Sabine Le Chatelier, deputy fashion director for PV, said, “Against the spectrum in the world, creativity is bubbling up. The way we buy has been transformed by the Web and given a sensory dimension to textiles and fabrics because of the need of people to connect to quality and content.”
Le Chatelier presented “a snapshot of the current fashion trends and ideas for the future” in her “Trend Tasting” forum for the Fall 2018 season.
She called this high speed information overload “dizzying profusion,” that is presenting fabric designers an opportunity to explore polarities in materials and color.
In a group called “Calm Additions,” weavers use 2D and 3D layering techniques in materials such as embroidery and jacquards to create subtle effects on fabrics. In “Irreverent Elegance,” designers take an offbeat approach to luxury with mixed materials and unusual fabric choices, while also using whimsy in prints and colors to balance the tensions of the bulk.
Another important trends area is “Sustainable Perspectives,” dealing with the issue of environmental impacts of textiles and fashion by stressing recycled or biodegradable materials.
[Read more on upcoming trends: Color Direction: Global Uncertainty Brings More Grounded Hues for Autumn/Winter 2018-19]
Colors are forecast to also portray the world’s complexities, with vivid brights, shiny two-tones and contrasts and iridescents are balanced by muted darks, dusty mineral tones and retro earth tones, she explained.
Two key colors driving trends for Fall 2018 are expected to be purple and mustard.
Going deeper, Le Chatelier sees “density and fantasy” as key approaches to textiles and apparel, with shiny satins and silks and metallics balanced by “bewitching darks” and wool yarns.
A light-spirited factor comes into play with bold allover prints on dark backgrounds, while a “coziness” takes hold with bulky knits, jersey, corduroys and plush fabrics.
Guglielmo Olearo, exhibitions director for PV International, said there’s also a mixed environment on the business side, with positive and challenging signs.
“We are trying to figure out how the market is going,” Olear0 said. “The American market has to question itself and determine which way it is going. Distribution channels are changing dramatically and there’s more of a focus on quality and product.”
He said currency exchange between the euro and dollar are stable, which is the good news, but the unsure state of trade and politics and therefore business in the U.S., Europe and elsewhere makes life difficult for suppliers and throughout the supply chain.

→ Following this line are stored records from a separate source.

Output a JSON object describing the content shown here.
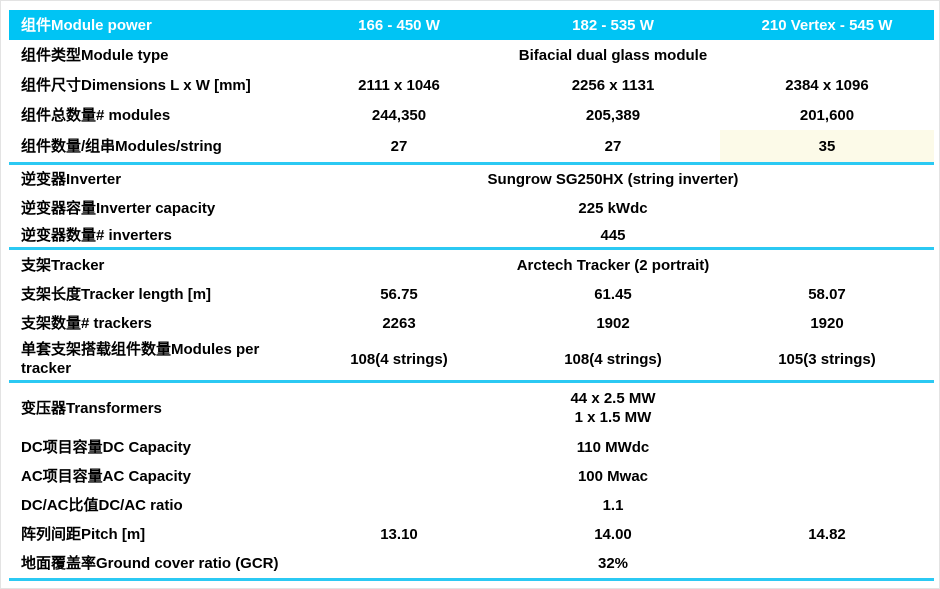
{
  "colors": {
    "header_background": "#00C4F4",
    "divider": "#2BC9F3",
    "highlight_cell": "#FCFAE8",
    "header_text": "#ffffff",
    "body_text": "#000000"
  },
  "table": {
    "header": {
      "label": "组件Module power",
      "values": [
        "166 - 450 W",
        "182 - 535 W",
        "210 Vertex - 545 W"
      ]
    },
    "rows": [
      {
        "label": "组件类型Module type",
        "span_value": "Bifacial dual glass module"
      },
      {
        "label": "组件尺寸Dimensions L x W [mm]",
        "values": [
          "2111 x 1046",
          "2256 x 1131",
          "2384 x 1096"
        ]
      },
      {
        "label": "组件总数量# modules",
        "values": [
          "244,350",
          "205,389",
          "201,600"
        ]
      },
      {
        "label": "组件数量/组串Modules/string",
        "values": [
          "27",
          "27",
          "35"
        ],
        "highlighted_column": 3
      },
      {
        "label": "逆变器Inverter",
        "span_value": "Sungrow SG250HX (string inverter)"
      },
      {
        "label": "逆变器容量Inverter capacity",
        "span_value": "225 kWdc"
      },
      {
        "label": "逆变器数量# inverters",
        "span_value": "445"
      },
      {
        "label": "支架Tracker",
        "span_value": "Arctech Tracker (2 portrait)"
      },
      {
        "label": "支架长度Tracker length [m]",
        "values": [
          "56.75",
          "61.45",
          "58.07"
        ]
      },
      {
        "label": "支架数量# trackers",
        "values": [
          "2263",
          "1902",
          "1920"
        ]
      },
      {
        "label": "单套支架搭载组件数量Modules per tracker",
        "values": [
          "108(4 strings)",
          "108(4 strings)",
          "105(3 strings)"
        ]
      },
      {
        "label": "变压器Transformers",
        "span_value": "44 x 2.5 MW\n1 x 1.5 MW"
      },
      {
        "label": "DC项目容量DC Capacity",
        "span_value": "110 MWdc"
      },
      {
        "label": "AC项目容量AC Capacity",
        "span_value": "100 Mwac"
      },
      {
        "label": "DC/AC比值DC/AC ratio",
        "span_value": "1.1"
      },
      {
        "label": "阵列间距Pitch [m]",
        "values": [
          "13.10",
          "14.00",
          "14.82"
        ]
      },
      {
        "label": "地面覆盖率Ground cover ratio (GCR)",
        "span_value": "32%"
      }
    ]
  }
}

Olearo added that PVNY is working to attract more U.S. exhibitors and buyers, with six new suppliers from New York and New Jersey at this edition and the continued relationship with the Council of Fashion Designers of America and New York City Economic Development Corp.’s Fashion Manufacturing Initiative that supports new and emerging designers and manufacturers. The show has also requested that exhibitors lower their minimum orders to serve smaller and emerging designers and companies.